Definition and Causes of Pulmonary Hypertension

• Pulmonary hypertension is a group of diseases characterized by a progressive increase of pulmonary vascular resistance (PVR), initially due to abnormal pulmonary vasoconstriction in response to endothelial injury 3.
• Endothelin 1, a powerful endogenous vasoconstrictor and mitogen, might be a cause of pulmonary hypertension 4.

Treatment Options for Pulmonary Hypertension

• Endothelin receptor antagonists (ERAs) are indicated in non-vasoreactive patients or in vasoreactive patients not responding to initial calcium channel blocker therapy 3.
• Bosentan, a dual endothelin-receptor antagonist, is an effective and well-tolerated oral therapy for the management of pulmonary arterial hypertension (PAH; WHO group 1 pulmonary hypertension) 5.
• ERAs improve pulmonary haemodynamics, exercise capacity, functional status and clinical outcome in patients with PAH 3, 6.

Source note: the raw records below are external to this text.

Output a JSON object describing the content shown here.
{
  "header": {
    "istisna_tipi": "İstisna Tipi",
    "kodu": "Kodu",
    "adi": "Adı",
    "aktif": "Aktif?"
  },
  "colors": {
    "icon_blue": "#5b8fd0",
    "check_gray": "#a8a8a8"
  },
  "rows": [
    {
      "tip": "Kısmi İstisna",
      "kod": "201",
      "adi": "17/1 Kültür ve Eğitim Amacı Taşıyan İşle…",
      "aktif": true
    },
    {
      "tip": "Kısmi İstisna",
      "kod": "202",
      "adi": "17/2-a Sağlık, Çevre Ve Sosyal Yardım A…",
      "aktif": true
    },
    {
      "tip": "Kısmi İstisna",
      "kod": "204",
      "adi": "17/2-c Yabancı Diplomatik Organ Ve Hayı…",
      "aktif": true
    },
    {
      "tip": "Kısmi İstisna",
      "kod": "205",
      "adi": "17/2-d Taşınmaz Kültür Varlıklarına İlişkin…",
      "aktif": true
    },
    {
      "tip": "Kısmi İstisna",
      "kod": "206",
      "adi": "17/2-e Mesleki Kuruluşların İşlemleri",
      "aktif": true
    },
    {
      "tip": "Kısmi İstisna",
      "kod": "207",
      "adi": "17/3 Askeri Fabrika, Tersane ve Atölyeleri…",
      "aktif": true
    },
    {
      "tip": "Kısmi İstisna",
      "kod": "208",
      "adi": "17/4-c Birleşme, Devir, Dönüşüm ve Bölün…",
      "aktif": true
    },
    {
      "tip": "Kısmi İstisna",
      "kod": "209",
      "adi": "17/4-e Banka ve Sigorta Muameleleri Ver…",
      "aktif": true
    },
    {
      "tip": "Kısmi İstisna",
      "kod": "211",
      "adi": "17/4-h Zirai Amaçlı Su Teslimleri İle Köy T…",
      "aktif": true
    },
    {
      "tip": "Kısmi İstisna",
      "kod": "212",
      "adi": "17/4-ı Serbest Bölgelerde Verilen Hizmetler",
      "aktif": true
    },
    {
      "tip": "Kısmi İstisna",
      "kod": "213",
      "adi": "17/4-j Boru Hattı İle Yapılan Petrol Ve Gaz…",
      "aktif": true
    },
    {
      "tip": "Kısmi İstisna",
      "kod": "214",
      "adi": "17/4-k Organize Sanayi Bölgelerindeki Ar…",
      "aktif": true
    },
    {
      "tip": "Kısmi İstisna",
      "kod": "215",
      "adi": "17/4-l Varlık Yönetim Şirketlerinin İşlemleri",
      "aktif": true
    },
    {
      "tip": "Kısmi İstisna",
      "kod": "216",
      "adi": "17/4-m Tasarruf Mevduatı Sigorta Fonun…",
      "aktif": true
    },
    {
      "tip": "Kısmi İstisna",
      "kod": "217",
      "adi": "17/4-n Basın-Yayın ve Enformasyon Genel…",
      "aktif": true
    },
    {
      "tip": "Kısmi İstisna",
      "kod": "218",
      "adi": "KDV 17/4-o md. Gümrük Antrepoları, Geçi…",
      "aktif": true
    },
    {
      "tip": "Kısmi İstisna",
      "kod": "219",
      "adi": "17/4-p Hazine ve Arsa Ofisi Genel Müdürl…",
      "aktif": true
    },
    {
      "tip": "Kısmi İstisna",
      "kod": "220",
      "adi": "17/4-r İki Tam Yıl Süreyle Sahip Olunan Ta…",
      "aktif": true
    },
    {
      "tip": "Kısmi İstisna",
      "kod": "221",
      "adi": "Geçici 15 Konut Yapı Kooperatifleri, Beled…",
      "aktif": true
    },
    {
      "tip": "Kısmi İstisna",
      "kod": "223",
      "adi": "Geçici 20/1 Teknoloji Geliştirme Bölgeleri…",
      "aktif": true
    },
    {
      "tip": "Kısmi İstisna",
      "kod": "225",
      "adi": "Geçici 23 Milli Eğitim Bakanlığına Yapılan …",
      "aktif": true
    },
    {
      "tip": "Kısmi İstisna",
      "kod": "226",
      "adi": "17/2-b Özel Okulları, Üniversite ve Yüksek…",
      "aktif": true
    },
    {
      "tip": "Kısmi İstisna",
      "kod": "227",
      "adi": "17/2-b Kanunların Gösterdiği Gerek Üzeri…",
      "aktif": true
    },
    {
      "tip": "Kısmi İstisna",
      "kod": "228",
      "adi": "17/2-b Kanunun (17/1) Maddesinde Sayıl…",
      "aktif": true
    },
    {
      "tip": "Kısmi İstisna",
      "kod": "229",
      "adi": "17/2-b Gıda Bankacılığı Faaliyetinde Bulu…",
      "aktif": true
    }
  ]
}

Benefits and Efficacy of Endothelin Receptor Antagonists

• Bosentan increases exercise capacity and improves haemodynamics in patients with pulmonary hypertension, suggesting that endothelin has an important role in pulmonary hypertension 4.
• Endothelin receptor antagonists have been shown to improve cardiopulmonary hemodynamics, exercise capacity, WHO functional class and quality of life, as well as delaying time to clinical worsening in patients with PAH 5, 6.
• Preliminary evidence suggests that bosentan and ambrisentan may be beneficial in pulmonary hypertension in patients with sickle cell disease 7.

Adverse Events and Future Research

• Adverse events associated with endothelin receptor antagonists include increased serum alanine aminotransferase, peripheral oedema, rash, headache, and decreased haemoglobin 7.
• Future studies of endothelin receptor antagonists will increasingly focus on the potential of a combination of different PAH therapeutic classes and will employ 'harder' clinical end points 6.